Il sistema verifica automaticamente il possesso dei requisiti e, in caso di esito positivo, l’esenzione viene riconosciuta per l’anno fiscale in corso. Alcune regioni (come Friuli Venezia Giulia) prevedono il rinnovo automatico per chi mantiene i requisiti, senza necessità di nuova domanda ogni anno.

Vantaggi dell’esenzione dal bollo auto per pensionati

Eliminare il pagamento bollo auto 2026 rappresenta un risparmio significativo per molti pensionati. Il costo medio annuo del bollo in Italia si aggira intorno ai 220 euro per vettura; in Lombardia e Toscana, la cifra può superare i 300 euro per auto di media cilindrata.

Grazie all’esenzione, un over 70 può risparmiare fino al 100% dell’importo della tassa regionale, liberando risorse per altre spese. Oltre al vantaggio economico immediato, la misura semplifica anche gli adempimenti amministrativi, riducendo code e scadenze burocratiche.

Le associazioni di categoria stimano che, a livello regionale, l’esenzione bollo auto per pensionati porterà a un risparmio complessivo annuo di oltre 150 milioni di euro nelle quattro regioni coinvolte.

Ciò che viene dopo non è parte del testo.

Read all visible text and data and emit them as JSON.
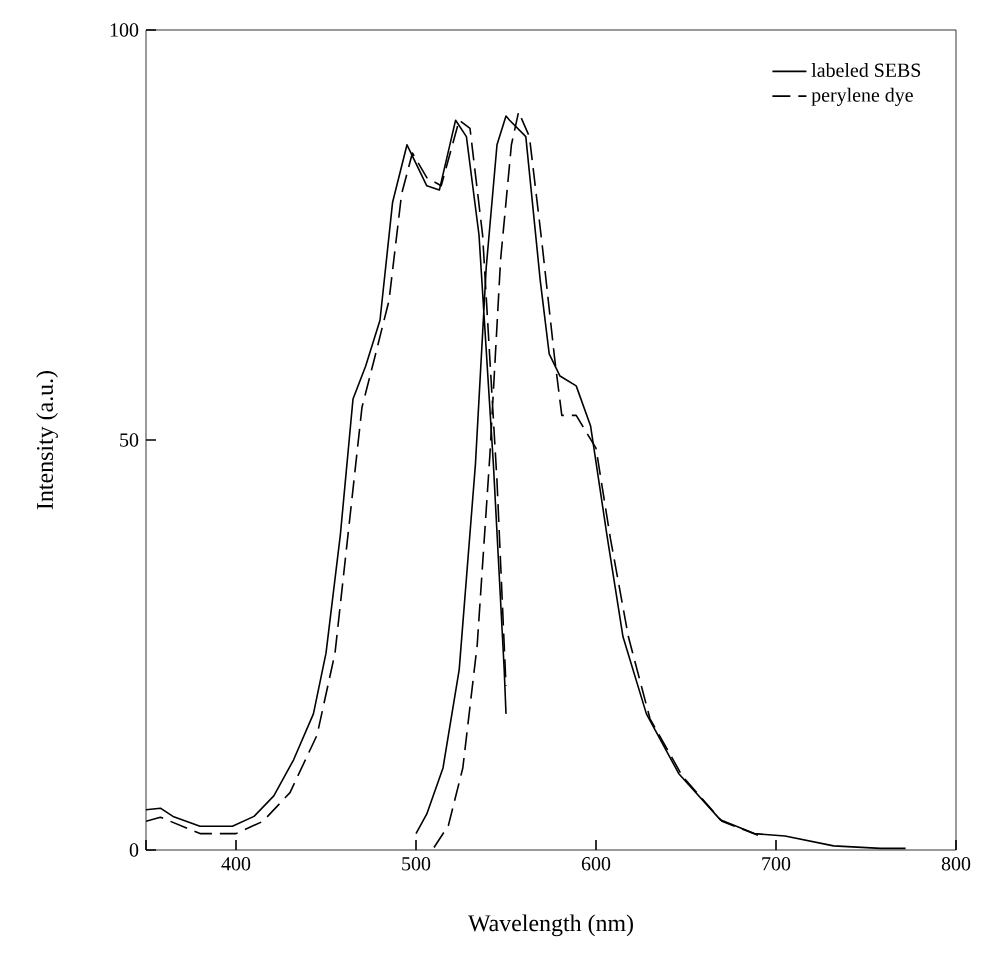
{
  "chart_data": {
    "type": "line",
    "xlabel": "Wavelength (nm)",
    "ylabel": "Intensity (a.u.)",
    "xlim": [
      350,
      800
    ],
    "ylim": [
      0,
      100
    ],
    "xticks": [
      {
        "value": 350,
        "label": null
      },
      400,
      500,
      600,
      700,
      800
    ],
    "yticks": [
      0,
      50,
      100
    ],
    "legend": "top right",
    "grid": false,
    "marker": "none",
    "series": [
      {
        "name": "labeled SEBS",
        "color": "#000000",
        "line_style": "solid",
        "x": [
          350,
          358,
          365,
          380,
          398,
          410,
          421,
          432,
          443,
          450,
          458,
          465,
          472,
          480,
          487,
          495,
          506,
          513,
          522,
          528,
          535,
          543,
          549,
          550,
          null,
          500,
          506,
          515,
          524,
          533,
          539,
          545,
          550,
          552,
          561,
          569,
          574,
          580,
          589,
          597,
          606,
          615,
          628,
          646,
          669,
          688,
          705,
          732,
          758,
          772
        ],
        "values": [
          4.9,
          5.1,
          4.1,
          2.9,
          2.9,
          4.1,
          6.6,
          11,
          16.6,
          24,
          38.5,
          55,
          59,
          64.6,
          79,
          86,
          81,
          80.5,
          89,
          87,
          75,
          47,
          22,
          16.6,
          null,
          2,
          4.4,
          10,
          22,
          47,
          71,
          86,
          89.5,
          89,
          87,
          69.5,
          60.5,
          57.8,
          56.6,
          51.7,
          38.5,
          26,
          16.6,
          9.3,
          3.7,
          2,
          1.7,
          0.5,
          0.2,
          0.2
        ]
      },
      {
        "name": "perylene dye",
        "color": "#000000",
        "line_style": "dashed",
        "x": [
          350,
          358,
          380,
          400,
          415,
          430,
          445,
          455,
          462,
          470,
          477,
          485,
          492,
          498,
          506,
          514,
          524,
          530,
          537,
          545,
          550,
          null,
          510,
          518,
          526,
          534,
          541,
          547,
          553,
          557,
          563,
          570,
          577,
          581,
          589,
          600,
          608,
          618,
          630,
          648,
          670,
          690
        ],
        "values": [
          3.5,
          4,
          2,
          2,
          3.5,
          7,
          14,
          24,
          38,
          54,
          60,
          67,
          80,
          85,
          82,
          81,
          89,
          88,
          75,
          45,
          20,
          null,
          0.3,
          3,
          10,
          25,
          48,
          72,
          86,
          90,
          87,
          74,
          60,
          53,
          53,
          49,
          38,
          26,
          16,
          9,
          3.5,
          1.8
        ]
      }
    ]
  }
}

Aggiornamenti normativi sul bollo auto per il 2026

Le delibere regionali che introducono l’esenzione bollo auto 2026 per gli over 70 sono state pubblicate tra gennaio e marzo 2024. In Lombardia, la misura è disciplinata dalla Delibera di Giunta Regionale n. 12/2024, mentre in Emilia-Romagna la norma di riferimento è la Legge Regionale n. 3/2024 art. 7. Friuli Venezia Giulia e Toscana hanno adottato regolamenti specifici, che saranno integrati nei portali regionali per la gestione delle domande.

Si prevede che altre regioni possano seguire l’esempio nei mesi successivi, estendendo l’esenzione bollo auto regioni senza pagamento ad altri gruppi di cittadini anziani o a determinate categorie di veicoli. Per restare aggiornato sulle novità normative e sulle eventuali modifiche ai requisiti, consulta periodicamente il portale della tua regione o chiedi assistenza a un patronato di fiducia.

In sintesi, il 2026 segna una svolta importante per chi ha superato i settant’anni e vive in Lombardia, Emilia-Romagna, Friuli Venezia Giulia o Toscana: l’esenzione bollo auto over 70 non è più un sogno, ma una realtà concreta che alleggerisce la pressione fiscale sui pensionati italiani.

Luca Morandi

Consulente Finanziario Indipendente, Educatore Finanziario

Consulente Finanziario Autonomo iscritto all'Albo OCF (Organismo di vigilanza e tenuta dell'albo unico dei Consulenti Finanziari). Da oltre 10 anni aiuta famiglie e risparmiatori a pianificare i propri investimenti in modo consapevole, senza conflitti di interesse. Tiene corsi di educazione finanziaria nelle scuole superiori e collabora con associazioni di consumatori.